Vincent Barker death: Optometrist Honey Rose given two-year suspended sentence
An optometrist who failed to spot an eye condition in a boy who later died has been given a suspended jail term.
Vincent Barker, eight, known as Vinnie, died in July 2012 after fluid built up on his brain.
Honey Rose, 35, from Newham, east London, performed a routine eye test on the child five months earlier.

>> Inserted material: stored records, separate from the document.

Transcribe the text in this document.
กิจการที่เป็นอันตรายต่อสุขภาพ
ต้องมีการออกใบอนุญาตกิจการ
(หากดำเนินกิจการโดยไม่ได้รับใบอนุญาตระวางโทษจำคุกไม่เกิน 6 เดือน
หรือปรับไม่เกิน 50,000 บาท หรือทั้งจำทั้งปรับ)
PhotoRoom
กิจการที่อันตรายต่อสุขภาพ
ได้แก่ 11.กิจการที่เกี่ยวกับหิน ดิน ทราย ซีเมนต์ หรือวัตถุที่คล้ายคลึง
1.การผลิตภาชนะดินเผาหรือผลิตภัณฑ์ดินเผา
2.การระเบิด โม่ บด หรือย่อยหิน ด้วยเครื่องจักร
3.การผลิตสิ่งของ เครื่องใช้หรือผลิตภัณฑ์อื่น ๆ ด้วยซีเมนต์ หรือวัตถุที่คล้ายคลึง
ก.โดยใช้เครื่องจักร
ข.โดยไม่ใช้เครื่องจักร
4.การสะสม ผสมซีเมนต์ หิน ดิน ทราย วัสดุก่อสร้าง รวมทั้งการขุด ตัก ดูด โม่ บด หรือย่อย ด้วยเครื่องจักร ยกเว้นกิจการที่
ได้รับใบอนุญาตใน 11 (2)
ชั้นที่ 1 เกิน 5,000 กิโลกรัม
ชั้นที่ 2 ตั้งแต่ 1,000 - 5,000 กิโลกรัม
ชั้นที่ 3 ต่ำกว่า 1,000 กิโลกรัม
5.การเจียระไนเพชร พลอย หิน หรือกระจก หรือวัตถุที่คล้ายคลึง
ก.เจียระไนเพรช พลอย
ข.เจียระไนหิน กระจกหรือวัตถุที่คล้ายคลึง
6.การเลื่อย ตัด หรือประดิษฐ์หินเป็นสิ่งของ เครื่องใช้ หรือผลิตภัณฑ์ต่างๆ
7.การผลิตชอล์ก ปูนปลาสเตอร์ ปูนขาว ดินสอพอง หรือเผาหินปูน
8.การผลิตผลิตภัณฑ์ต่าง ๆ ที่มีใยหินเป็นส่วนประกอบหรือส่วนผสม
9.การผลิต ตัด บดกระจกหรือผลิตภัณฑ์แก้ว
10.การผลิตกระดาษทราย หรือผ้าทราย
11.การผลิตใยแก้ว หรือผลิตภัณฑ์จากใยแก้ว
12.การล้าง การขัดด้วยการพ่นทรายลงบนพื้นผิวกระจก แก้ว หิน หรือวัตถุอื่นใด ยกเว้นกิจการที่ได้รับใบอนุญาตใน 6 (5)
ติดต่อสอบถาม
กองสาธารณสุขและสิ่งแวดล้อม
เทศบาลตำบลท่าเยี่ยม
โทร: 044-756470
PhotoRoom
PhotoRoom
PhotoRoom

She said she had "done her best" for him.
But jurors at Ipswich Crown Court found her guilty of gross negligence manslaughter.
Rose, a mother of three, was handed a two-year jail sentence, suspended for two years.
Sentencing her, Judge Jeremy Stuart-Smith said it was the first case of its type.
He ordered Rose to complete 200 hours of unpaid work and gave her a 24-month supervision order.
Rose is to apply for permission to appeal, according to the Association of Optometrists.
A spokesman declined to comment further on the case due to a fitness to practise hearing she faces before the General Optical Council.
During her trial, Rose told the court she conducted all the required tests during Vinnie's eye examination at the Ipswich branch of Boots on 15 February 2012.
But the prosecution alleged her conduct had been so far below the expected standard it was "criminal".
The jury heard there were "obvious abnormalities" in both of Vinnie's eyes visible during the examination.
'Closed his eyes'
Photographs taken by another staff member of the back of his eyes, shortly before he was examined by Rose, suggested he had bilateral papilloedema - a condition in which optic discs at the back of each eye become swollen because of raised pressure within the skull.
Jonathan Rees QC, prosecuting, said this "would have been obvious to any competent optometrist" and should have led to an urgent referral to treat "a life-threatening condition".
A build-up of fluid on the brain increased pressure in Vinnie's skull and ultimately led to his death.
Rose had claimed her examination of Vinnie was tricky because he had closed his eyes to the light and looked away during the test.
"For whatever reason, she did not look at the back of the eye," said Rose's barrister Ian Stern QC. "She had no foreseeability as to the consequences."
He described Rose's failure to examine the back of Vincent's eyes as an "inexplicable lack of action" and a "one-off".
Sentencing, Judge Stuart-Smith accepted Rose's lack of diagnosis had been a "one-off", but said she had tried to "cover up" her actions when she found out Vinnie had died.
He said Rose had tried to show the boy had not co-operated and demonstrated signs of photophobia when being assessed.
A written statement from Vinnie's mother, Joanne Barker, said: "The knowledge our loss should have been prevented and Vinnie should have been saved is intolerable to live with."
Det Supt Tonya Antonis, of Suffolk Police, said the force and the family were "satisfied" with the suspended sentence, adding charges were brought to make sure the profession was held to account and that it "doesn't happen to anyone else".